God Will Teach Us
As they were coming down the mountain, Jesus instructed them, “Don’t tell anyone What you have seen, until the Son of Man has been raised from the dead.”
The disciples asked him, “Why then do the teachers of the law say that Elijah must come first?”
“Jesus replied, “To be sure, Elijah comes and will restore all things. But I tell you, Elijah has already come, and they did not recognize him, but have done to him everything they wished. In the same way the Son of Man is going to suffer at their hands.” Then the disciples understood that he was talking to them about John the Baptist.
In looking at Jesus’ answer to the disciples in vv. 11 and 12, we realize that he is making clear that the work of Elijah had been done by John the Baptist and that because the people had not repented at his teaching, the only thing they could reasonably expect from God now was a terrible final judgment. Moreover, since the leaders had mistreated and killed John the Baptist, why should Jesus expect any different treatment? By calling their attention to this pattern Jesus was reinforcing his teaching that it was necessary for him to be crucified. This was the second most important thing he had to teach them after he had taught them who he was. Peter, James and John had been given a glimpse of glory on the mountain, just as we have been given a glimpse of future glory in the last chapters of the book of Revelation, but that is for later. This is now, and what is needed now is that the followers of Christ deny themselves, take up their crosses daily and follow him. Before glory there must always be a cross.
Luke says that on the mountain Moses and Elijah were talking to Jesus “about His departure [that is, his death], which he was about to bring to fulfillment at Jerusalem” (Luke 9:31). So when the voice said, “Listen to him,” one thing involved was their need to listen to what he had to say about his death and its meaning.
“Listen to him.” That is what the voice from the cloud said to Peter and the others. That was all right for them, of course. But how are we to do that, since Jesus is not on earth with us, as He was with the disciples? It is no great mystery. The way we listen to Jesus today is by hearing what He has already said to us in the Bible.
“But that is so commonplace, so dull, so prosaic,” you might say. “It is not much of a mountain top experience. What I want is to see the bright light, be enveloped by the cloud, hear the rolling thunder of God’s voice.”

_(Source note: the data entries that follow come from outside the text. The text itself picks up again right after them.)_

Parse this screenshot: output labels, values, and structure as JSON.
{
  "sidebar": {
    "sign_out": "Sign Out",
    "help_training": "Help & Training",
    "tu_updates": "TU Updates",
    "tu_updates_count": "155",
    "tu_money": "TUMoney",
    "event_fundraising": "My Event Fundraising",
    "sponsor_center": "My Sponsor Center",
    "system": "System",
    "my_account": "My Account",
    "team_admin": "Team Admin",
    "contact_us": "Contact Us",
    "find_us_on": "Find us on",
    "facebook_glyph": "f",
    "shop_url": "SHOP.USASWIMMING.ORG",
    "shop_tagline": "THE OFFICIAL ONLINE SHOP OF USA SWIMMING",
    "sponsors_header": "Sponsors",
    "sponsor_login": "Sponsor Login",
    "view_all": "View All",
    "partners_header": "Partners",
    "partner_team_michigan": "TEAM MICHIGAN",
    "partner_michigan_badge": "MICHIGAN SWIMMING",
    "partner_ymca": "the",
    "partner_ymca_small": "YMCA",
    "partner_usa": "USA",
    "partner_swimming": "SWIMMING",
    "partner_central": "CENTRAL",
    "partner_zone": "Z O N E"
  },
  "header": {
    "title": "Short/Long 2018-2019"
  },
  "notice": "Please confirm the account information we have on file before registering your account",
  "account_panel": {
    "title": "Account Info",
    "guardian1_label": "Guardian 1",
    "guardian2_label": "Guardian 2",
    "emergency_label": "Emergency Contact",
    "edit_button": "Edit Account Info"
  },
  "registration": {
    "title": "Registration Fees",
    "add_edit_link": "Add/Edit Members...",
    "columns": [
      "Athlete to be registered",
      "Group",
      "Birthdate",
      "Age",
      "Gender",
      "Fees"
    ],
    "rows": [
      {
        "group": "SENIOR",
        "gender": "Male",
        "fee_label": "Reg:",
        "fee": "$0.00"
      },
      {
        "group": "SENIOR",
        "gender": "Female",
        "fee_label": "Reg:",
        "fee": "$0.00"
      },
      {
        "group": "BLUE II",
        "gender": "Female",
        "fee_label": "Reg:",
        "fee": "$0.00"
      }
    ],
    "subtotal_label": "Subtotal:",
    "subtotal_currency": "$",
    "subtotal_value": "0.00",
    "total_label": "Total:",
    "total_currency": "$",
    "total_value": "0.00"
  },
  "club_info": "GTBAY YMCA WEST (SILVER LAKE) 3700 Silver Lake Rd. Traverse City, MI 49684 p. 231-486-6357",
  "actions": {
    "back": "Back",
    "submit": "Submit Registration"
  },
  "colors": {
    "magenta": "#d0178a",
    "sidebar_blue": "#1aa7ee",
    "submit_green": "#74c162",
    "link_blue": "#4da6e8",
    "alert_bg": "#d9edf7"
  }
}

If that is what you are thinking, let me remind you of Peter’s personal observations on this incident. Peter is the only one of the three disciples who has left a written record, and at the beginning of this study I quoted a part of it, his description of what he had seen on the mountain. He claimed that he was an “eyewitness . . . of his majesty” and that he heard the voice which came to Jesus “from the Majestic Glory.” He heard God say, “This is my Son, whom I love; with him I am well pleased” (2 Peter 1:16-17). But do you know what Peter wrote next? Immediately alter this he wrote, “And we have the word of the prophets made more certain, and you will do well to pay attention to it, as to a light shining in a dark place, until the day dawns and the morning star rises in your hearts” (2 Peter 1:19).

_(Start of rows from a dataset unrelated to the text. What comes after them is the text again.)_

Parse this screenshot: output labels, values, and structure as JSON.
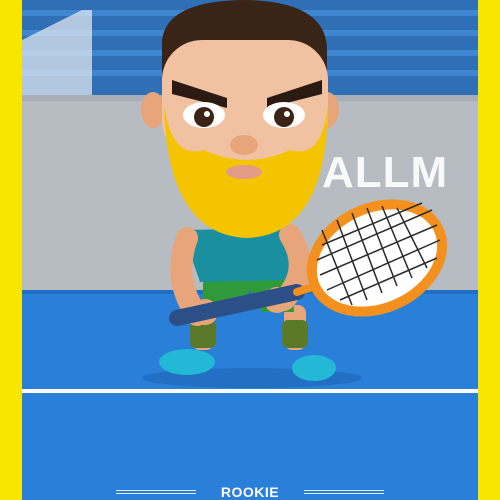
{
  "scene": {
    "banner_text": "ALLM",
    "rank_label": "ROOKIE"
  },
  "colors": {
    "border": "#f7e600",
    "court": "#2a7fd8",
    "court_line": "#ffffff",
    "stadium_seats": "#2f6fb6",
    "wall": "#b7bcc3",
    "beard": "#f5c400",
    "racket": "#f4911e",
    "shirt": "#1a8fa0",
    "shorts": "#2f9a3a",
    "shoes": "#22b8d6"
  },
  "icons": [
    "tennis-player-character",
    "tennis-racket"
  ]
}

This means that Peter’s experience on the mountain was an important one; he bear: testimony to it. But he is adding that there is something “more certain” even than this, and that is the testimony of the Scriptures to which we must pay the most deliberate and rapt attention. He is saying that the Bible is more certain even than a voice from heaven which in this case they did not doubt for a moment was God’s.
I do not know any truth of the Bible that is more relevant for believers in our day since we live in an age when people appeal to their own experience as the only sure measure of anything, not realizing that our experiences can be wrong or misleading, and often are. We hear people justifying all types of unbiblical teaching or behavior by words like: “God told me this is all right” or “I feel at peace with what I’m doing.” But here is Peter—a prominent apostle of the Lord, a man who had a visual experience of Christ’s transfiguration as well as having heard an audible word of God from heaven, experienced confirmed as true by the other apostles who were with him at the time—speaking of God’s revelation in the Bible as “more certain” to remind us that we must evaluate our experiences by the Bible’s teaching, rather than it being the other way around.
Do you do that? Or are you still longing for experiences that are being reserved for that future day when you are with the Lord in heaven? That day will come. You can be encouraged by it. But for now your duty is to “read, mark, learn and inwardly digest” the words of God we have been given, knowing that if we do that and do it faithfully, obeying what we read and understand, God will teach us all we need to live for him and serve him faithfully until we die or Jesus comes again.
- What two crucial points was Jesus conveying to the disciples?
- How are we to listen to Jesus today?
- What is significant about Peter’s observations in 2 Peter 1:19?
- Have you fully assimilated Christ’s message to deny yourself, take up your cross daily, and follow him?
- Before glory there must always be a cross.
- Be on guard for felt experiences that you use as a guide in your life. Be certain to “rear mark, learn and inwardly digest” the words of God in Scripture.